BAB I PENDAHULUAN
A. Latar Belakang Masalah
Dilihat dari tiga ranah yang biasa digunakan dalam dunia pendidikan,
yaitu kognitif, afektif, dan psikomotor, maka emosi adalah termasuk ke
ranah afektif. Emosi banyak
berpengaruh terhadap fungsi-fungsi psikis lainnya, seperti: pengamatan,
tanggapan, pemikiran, dan kehendak. Individu akan mampu melakukan
pengamatan atau pemikiran dengan baik jika disertai dengan emosi yang
baik pula. Individu juga akan memberikan tanggapan atau respon yang
positif terhadap suatu objek, manakala disertai dengan emosi yang
positif pula. Sebaliknya, individu akan melakukan pengamatan atau
tanggapan yang negatif terhadap suatu objek, jika disertai degnan emosi
yang negatif terhadap objek tersebut.
Setiap individu yang lahir akan selalu mengalami perkembangan baik
itu jasmani maupun rohani, kognitif, afektif dan psikomotor, tidak
henti-hentinya mengalami perkembangan dari masa ke masa. Termasuk juga
emosi yang mengalami perkembangan karena emosi ini masih tergolong ke
dalam ranah afektif (pemahaman). Sehingga setiap individu harus memantau
dan mengarahkan masa-masa perkembangan ini ke arah yang lebih baik,
sebab dalam masa ini termasuk masa yang sulit dikendalikan karena
keadaan jiwa individu tersebut belum matang. Maka dari hal di atas kami
tertarik untuk menyusun makalah ini, yang membahas seputar perkembangan
emosi dan proses pembelajaran.
B. Rumusan Masalah
Berdasarkan latar belakang di atas, kami akan merumuskan masalah-masalah yang akan dibahas dalam bab pembahasan nanti, yaitu:
- Bagaimana pengertian definisi itu sendiri?

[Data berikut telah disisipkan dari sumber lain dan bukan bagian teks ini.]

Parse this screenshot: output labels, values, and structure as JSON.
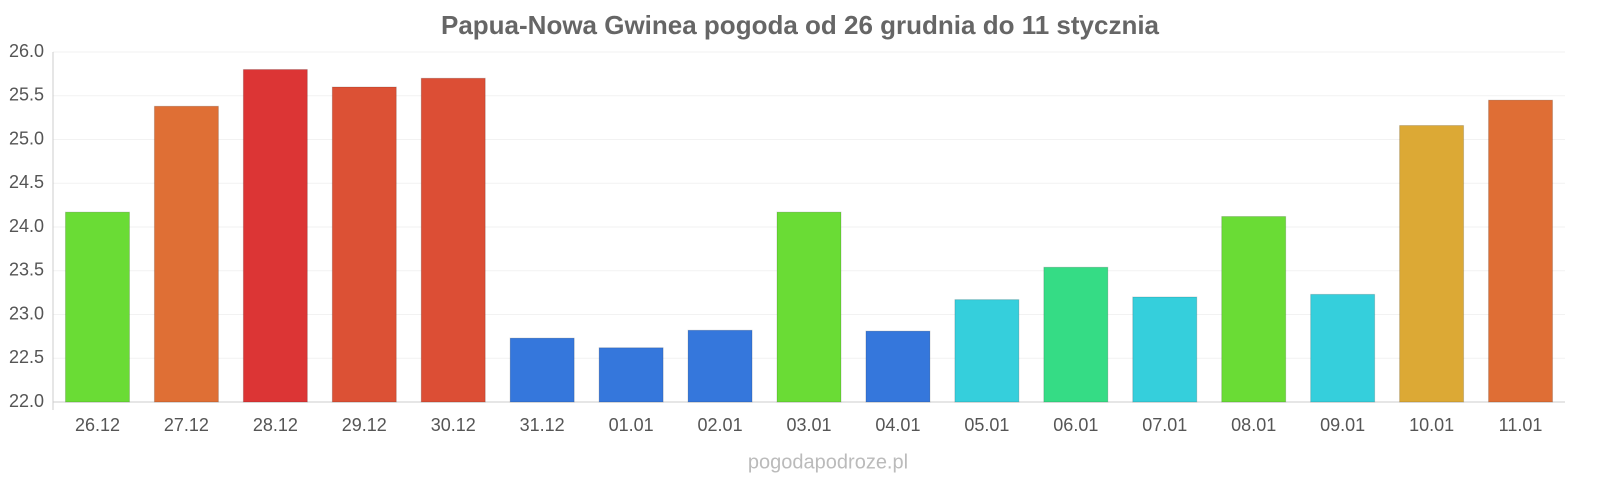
{
  "chart_data": {
    "type": "bar",
    "title": "Papua-Nowa Gwinea pogoda od 26 grudnia do 11 stycznia",
    "categories": [
      "26.12",
      "27.12",
      "28.12",
      "29.12",
      "30.12",
      "31.12",
      "01.01",
      "02.01",
      "03.01",
      "04.01",
      "05.01",
      "06.01",
      "07.01",
      "08.01",
      "09.01",
      "10.01",
      "11.01"
    ],
    "values": [
      24.17,
      25.38,
      25.8,
      25.6,
      25.7,
      22.73,
      22.62,
      22.82,
      24.17,
      22.81,
      23.17,
      23.54,
      23.2,
      24.12,
      23.23,
      25.16,
      25.45
    ],
    "colors": [
      "#6adc35",
      "#df6f35",
      "#dc3535",
      "#dc5135",
      "#dc4e35",
      "#3577dc",
      "#3577dc",
      "#3577dc",
      "#6adc35",
      "#3577dc",
      "#35cfdc",
      "#35dc85",
      "#35cfdc",
      "#6adc35",
      "#35cfdc",
      "#dca935",
      "#df6e35"
    ],
    "ylim": [
      22,
      26
    ],
    "yticks": [
      {
        "value": 22,
        "label": "22.0"
      },
      {
        "value": 22.5,
        "label": "22.5"
      },
      {
        "value": 23,
        "label": "23.0"
      },
      {
        "value": 23.5,
        "label": "23.5"
      },
      {
        "value": 24,
        "label": "24.0"
      },
      {
        "value": 24.5,
        "label": "24.5"
      },
      {
        "value": 25,
        "label": "25.0"
      },
      {
        "value": 25.5,
        "label": "25.5"
      },
      {
        "value": 26,
        "label": "26.0"
      }
    ],
    "grid": true,
    "source": "pogodapodroze.pl"
  }
}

- Apa saja bentuk-bentuk dari emosi itu?
- Bagaimana hubungan antara emosi dengan tingkah laku?
- Bagaimana juga karakteristik perkembangan emosi subjek didik?

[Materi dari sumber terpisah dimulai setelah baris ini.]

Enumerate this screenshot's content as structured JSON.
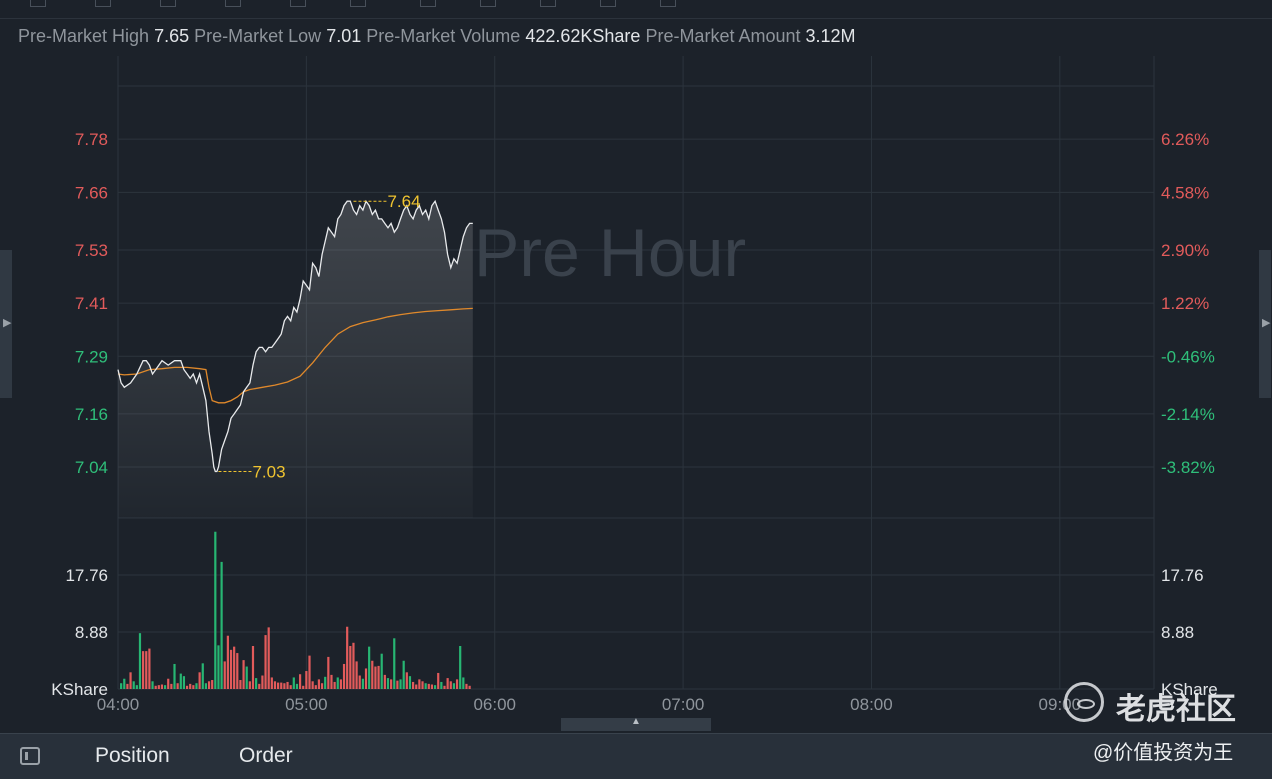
{
  "stats": [
    {
      "label": "Pre-Market High",
      "value": "7.65"
    },
    {
      "label": "Pre-Market Low",
      "value": "7.01"
    },
    {
      "label": "Pre-Market Volume",
      "value": "422.62KShare"
    },
    {
      "label": "Pre-Market Amount",
      "value": "3.12M"
    }
  ],
  "chart_data": {
    "type": "line",
    "watermark": "Pre Hour",
    "price_axis": {
      "ticks": [
        "7.78",
        "7.66",
        "7.53",
        "7.41",
        "7.29",
        "7.16",
        "7.04"
      ],
      "range": [
        6.925,
        7.9
      ]
    },
    "percent_axis": {
      "ticks": [
        "6.26%",
        "4.58%",
        "2.90%",
        "1.22%",
        "-0.46%",
        "-2.14%",
        "-3.82%"
      ]
    },
    "volume_axis": {
      "ticks": [
        "17.76",
        "8.88"
      ],
      "unit": "KShare",
      "range": [
        0,
        26.64
      ]
    },
    "x_axis": {
      "ticks": [
        "04:00",
        "05:00",
        "06:00",
        "07:00",
        "08:00",
        "09:00"
      ],
      "range": [
        240,
        570
      ]
    },
    "high_marker": {
      "time": 315,
      "value": 7.64,
      "label": "7.64"
    },
    "low_marker": {
      "time": 272,
      "value": 7.03,
      "label": "7.03"
    },
    "colors": {
      "price": "#e8eaec",
      "avg": "#e0892b",
      "up": "#e25b5b",
      "down": "#27b673",
      "marker": "#f0c430",
      "neg_axis": "#2fbf7a",
      "pos_axis": "#e25b5b",
      "grid": "#2c343d"
    },
    "series": [
      {
        "kind": "price",
        "x": [
          240,
          241,
          242,
          244,
          246,
          248,
          249,
          250,
          251,
          252,
          254,
          256,
          258,
          260,
          261,
          262,
          263,
          264,
          265,
          266,
          267,
          268,
          269,
          270,
          270.5,
          271,
          271.5,
          272,
          273,
          274,
          275,
          276,
          277,
          278,
          279,
          280,
          281,
          282,
          283,
          284,
          285,
          286,
          287,
          288,
          289,
          290,
          291,
          292,
          293,
          294,
          295,
          296,
          297,
          298,
          299,
          300,
          301,
          302,
          303,
          304,
          305,
          306,
          307,
          308,
          309,
          310,
          311,
          312,
          313,
          314,
          315,
          316,
          317,
          318,
          319,
          320,
          321,
          322,
          323,
          324,
          325,
          326,
          327,
          328,
          329,
          330,
          331,
          332,
          333,
          334,
          335,
          336,
          337,
          338,
          339,
          340,
          341,
          342,
          343,
          344,
          345,
          346,
          347,
          348,
          349,
          350,
          351,
          352,
          353
        ],
        "values": [
          7.26,
          7.23,
          7.22,
          7.23,
          7.25,
          7.28,
          7.28,
          7.27,
          7.25,
          7.26,
          7.28,
          7.27,
          7.28,
          7.28,
          7.26,
          7.25,
          7.24,
          7.25,
          7.23,
          7.25,
          7.22,
          7.19,
          7.12,
          7.07,
          7.04,
          7.03,
          7.03,
          7.04,
          7.08,
          7.1,
          7.12,
          7.15,
          7.16,
          7.17,
          7.18,
          7.21,
          7.22,
          7.23,
          7.27,
          7.3,
          7.31,
          7.31,
          7.3,
          7.31,
          7.31,
          7.32,
          7.33,
          7.34,
          7.37,
          7.38,
          7.37,
          7.4,
          7.39,
          7.42,
          7.46,
          7.45,
          7.44,
          7.5,
          7.49,
          7.47,
          7.52,
          7.55,
          7.58,
          7.57,
          7.56,
          7.6,
          7.61,
          7.63,
          7.64,
          7.64,
          7.62,
          7.61,
          7.63,
          7.62,
          7.64,
          7.63,
          7.61,
          7.62,
          7.6,
          7.6,
          7.59,
          7.58,
          7.59,
          7.57,
          7.58,
          7.6,
          7.62,
          7.63,
          7.61,
          7.6,
          7.62,
          7.63,
          7.61,
          7.62,
          7.6,
          7.63,
          7.64,
          7.62,
          7.6,
          7.57,
          7.52,
          7.49,
          7.51,
          7.5,
          7.53,
          7.56,
          7.58,
          7.59,
          7.59
        ]
      },
      {
        "kind": "average",
        "x": [
          240,
          242,
          246,
          250,
          254,
          258,
          262,
          266,
          268,
          269,
          270,
          272,
          274,
          276,
          278,
          280,
          282,
          286,
          290,
          294,
          298,
          302,
          306,
          310,
          314,
          318,
          322,
          326,
          330,
          334,
          338,
          342,
          346,
          350,
          353
        ],
        "values": [
          7.25,
          7.248,
          7.25,
          7.26,
          7.262,
          7.265,
          7.265,
          7.262,
          7.26,
          7.22,
          7.19,
          7.185,
          7.185,
          7.19,
          7.198,
          7.21,
          7.215,
          7.22,
          7.225,
          7.232,
          7.245,
          7.275,
          7.31,
          7.34,
          7.357,
          7.366,
          7.372,
          7.379,
          7.384,
          7.388,
          7.391,
          7.393,
          7.395,
          7.397,
          7.398
        ]
      }
    ],
    "volume": {
      "x": [
        241,
        242,
        243,
        244,
        245,
        246,
        247,
        248,
        249,
        250,
        251,
        252,
        253,
        254,
        255,
        256,
        257,
        258,
        259,
        260,
        261,
        262,
        263,
        264,
        265,
        266,
        267,
        268,
        269,
        270,
        271,
        272,
        273,
        274,
        275,
        276,
        277,
        278,
        279,
        280,
        281,
        282,
        283,
        284,
        285,
        286,
        287,
        288,
        289,
        290,
        291,
        292,
        293,
        294,
        295,
        296,
        297,
        298,
        299,
        300,
        301,
        302,
        303,
        304,
        305,
        306,
        307,
        308,
        309,
        310,
        311,
        312,
        313,
        314,
        315,
        316,
        317,
        318,
        319,
        320,
        321,
        322,
        323,
        324,
        325,
        326,
        327,
        328,
        329,
        330,
        331,
        332,
        333,
        334,
        335,
        336,
        337,
        338,
        339,
        340,
        341,
        342,
        343,
        344,
        345,
        346,
        347,
        348,
        349,
        350,
        351,
        352
      ],
      "values": [
        0.9,
        1.6,
        0.8,
        2.6,
        1.2,
        0.6,
        8.7,
        5.9,
        5.9,
        6.3,
        1.2,
        0.5,
        0.6,
        0.7,
        0.6,
        1.6,
        0.8,
        3.9,
        0.9,
        2.4,
        2.0,
        0.5,
        0.8,
        0.6,
        0.9,
        2.6,
        4.0,
        0.9,
        1.2,
        1.4,
        24.5,
        6.8,
        19.8,
        4.3,
        8.3,
        6.1,
        6.6,
        5.6,
        1.4,
        4.5,
        3.5,
        1.2,
        6.7,
        1.7,
        0.8,
        2.1,
        8.4,
        9.6,
        1.8,
        1.2,
        1.0,
        1.0,
        0.9,
        1.1,
        0.6,
        1.8,
        0.8,
        2.3,
        0.5,
        2.8,
        5.2,
        1.2,
        0.6,
        1.5,
        0.9,
        1.9,
        5.0,
        2.2,
        1.1,
        1.8,
        1.5,
        3.9,
        9.7,
        6.7,
        7.2,
        4.3,
        2.1,
        1.6,
        3.2,
        6.6,
        4.4,
        3.5,
        3.6,
        5.5,
        2.2,
        1.7,
        1.5,
        7.9,
        1.3,
        1.5,
        4.4,
        2.6,
        2.0,
        1.1,
        0.7,
        1.5,
        1.2,
        0.9,
        0.8,
        0.7,
        0.6,
        2.5,
        1.1,
        0.5,
        1.7,
        1.2,
        0.9,
        1.5,
        6.7,
        1.8,
        0.8,
        0.5
      ],
      "direction": [
        "d",
        "d",
        "u",
        "u",
        "d",
        "d",
        "d",
        "u",
        "u",
        "u",
        "d",
        "u",
        "u",
        "u",
        "d",
        "u",
        "u",
        "d",
        "u",
        "d",
        "d",
        "u",
        "u",
        "u",
        "d",
        "u",
        "d",
        "d",
        "u",
        "u",
        "d",
        "d",
        "d",
        "u",
        "u",
        "u",
        "u",
        "u",
        "u",
        "u",
        "d",
        "u",
        "u",
        "d",
        "u",
        "u",
        "u",
        "u",
        "u",
        "u",
        "u",
        "u",
        "u",
        "u",
        "u",
        "d",
        "d",
        "u",
        "u",
        "u",
        "u",
        "u",
        "u",
        "u",
        "u",
        "d",
        "u",
        "u",
        "u",
        "d",
        "u",
        "u",
        "u",
        "u",
        "u",
        "u",
        "u",
        "d",
        "u",
        "d",
        "u",
        "u",
        "u",
        "d",
        "u",
        "d",
        "u",
        "d",
        "u",
        "d",
        "d",
        "u",
        "d",
        "u",
        "u",
        "u",
        "u",
        "d",
        "u",
        "u",
        "d",
        "u",
        "d",
        "u",
        "u",
        "u",
        "d",
        "u",
        "d",
        "d",
        "u",
        "u"
      ]
    }
  },
  "bottom_bar": {
    "position_label": "Position",
    "order_label": "Order"
  },
  "watermark": {
    "brand": "老虎社区",
    "author": "@价值投资为王"
  }
}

- Fakto-faktor apa sajakah yang mempengaruhi perkembangan emosi subjek didik?
C. Tujuan
Dari rumusan masalah di atas, kami bertujuan untuk menjelaskan, hal-hal berikut:
- Pengertian emosi menurut para ahli.
- Menjelaskan bentuk-bentuk dari emosi itu sendiri.
- Menjelaskan hubungan antara emosi dengan tingkah laku.

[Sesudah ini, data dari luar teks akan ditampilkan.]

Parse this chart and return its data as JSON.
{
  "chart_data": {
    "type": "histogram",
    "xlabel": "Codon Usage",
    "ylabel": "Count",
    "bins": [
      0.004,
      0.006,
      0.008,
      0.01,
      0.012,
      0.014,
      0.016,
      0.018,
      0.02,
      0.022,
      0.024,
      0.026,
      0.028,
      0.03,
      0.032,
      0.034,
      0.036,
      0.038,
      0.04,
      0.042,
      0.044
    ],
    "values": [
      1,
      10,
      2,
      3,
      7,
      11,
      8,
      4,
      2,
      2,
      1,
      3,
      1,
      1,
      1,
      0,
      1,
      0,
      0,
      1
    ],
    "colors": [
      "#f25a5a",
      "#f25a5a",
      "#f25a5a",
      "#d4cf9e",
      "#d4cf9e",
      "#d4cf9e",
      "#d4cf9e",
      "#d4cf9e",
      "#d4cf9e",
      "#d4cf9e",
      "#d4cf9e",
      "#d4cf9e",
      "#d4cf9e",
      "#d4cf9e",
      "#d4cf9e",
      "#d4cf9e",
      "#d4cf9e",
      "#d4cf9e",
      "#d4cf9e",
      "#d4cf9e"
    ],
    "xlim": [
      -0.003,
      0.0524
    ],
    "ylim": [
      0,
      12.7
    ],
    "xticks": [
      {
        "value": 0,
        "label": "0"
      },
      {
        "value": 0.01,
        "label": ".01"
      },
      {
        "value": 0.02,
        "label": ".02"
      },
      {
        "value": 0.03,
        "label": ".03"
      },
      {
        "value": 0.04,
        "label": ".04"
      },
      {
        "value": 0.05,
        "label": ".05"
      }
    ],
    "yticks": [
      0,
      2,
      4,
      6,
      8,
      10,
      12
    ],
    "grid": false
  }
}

- Menguraiakn tentang karakteristik perkembangan emosi subjek didik.
- Menyebutkan dan menjelaskan faktor-faktor yang mempengaruhi perkembangan emosi subjek didik.
BAB II
PEMBAHASAN
A. Pengertian Emosi
Banyak sekali definisi mengenai emosi yang dikemukakan oleh para
ahli, karena memang istilah emosi ini menurut Daniel Goleman (1995) yang
merupakan pakar “kecerdasan emosional” makna yang tepat masih
sangat membingungkan, baik di kalangan para ahli psikologi maupun ahli
filsafat dalam kurun waktu selama lebih dari satu abad. Karena
sedemikian membingungkannya makna emosi itu, maka Daniel Goleman
mendifinisikan emosi dengan merujuk kepada makna secara harfiah, yang
diambil dari “Oxford English Dictionary” yang memaknai emosi
sebagai setiap kegiatan atau pergolakan pikiran, perasaan dan nafsu;
setiap keadaan mental yang hebat dan meluap-luap. Lebih lanjut dia
mengatakan bahwa emosi itu merujuk kepada suatu perasaan dan
pikiran-pikiran yang khas, suatu keadaan biologis dan psikologis, dan
serangkaian kecenderungan untuk bertindak.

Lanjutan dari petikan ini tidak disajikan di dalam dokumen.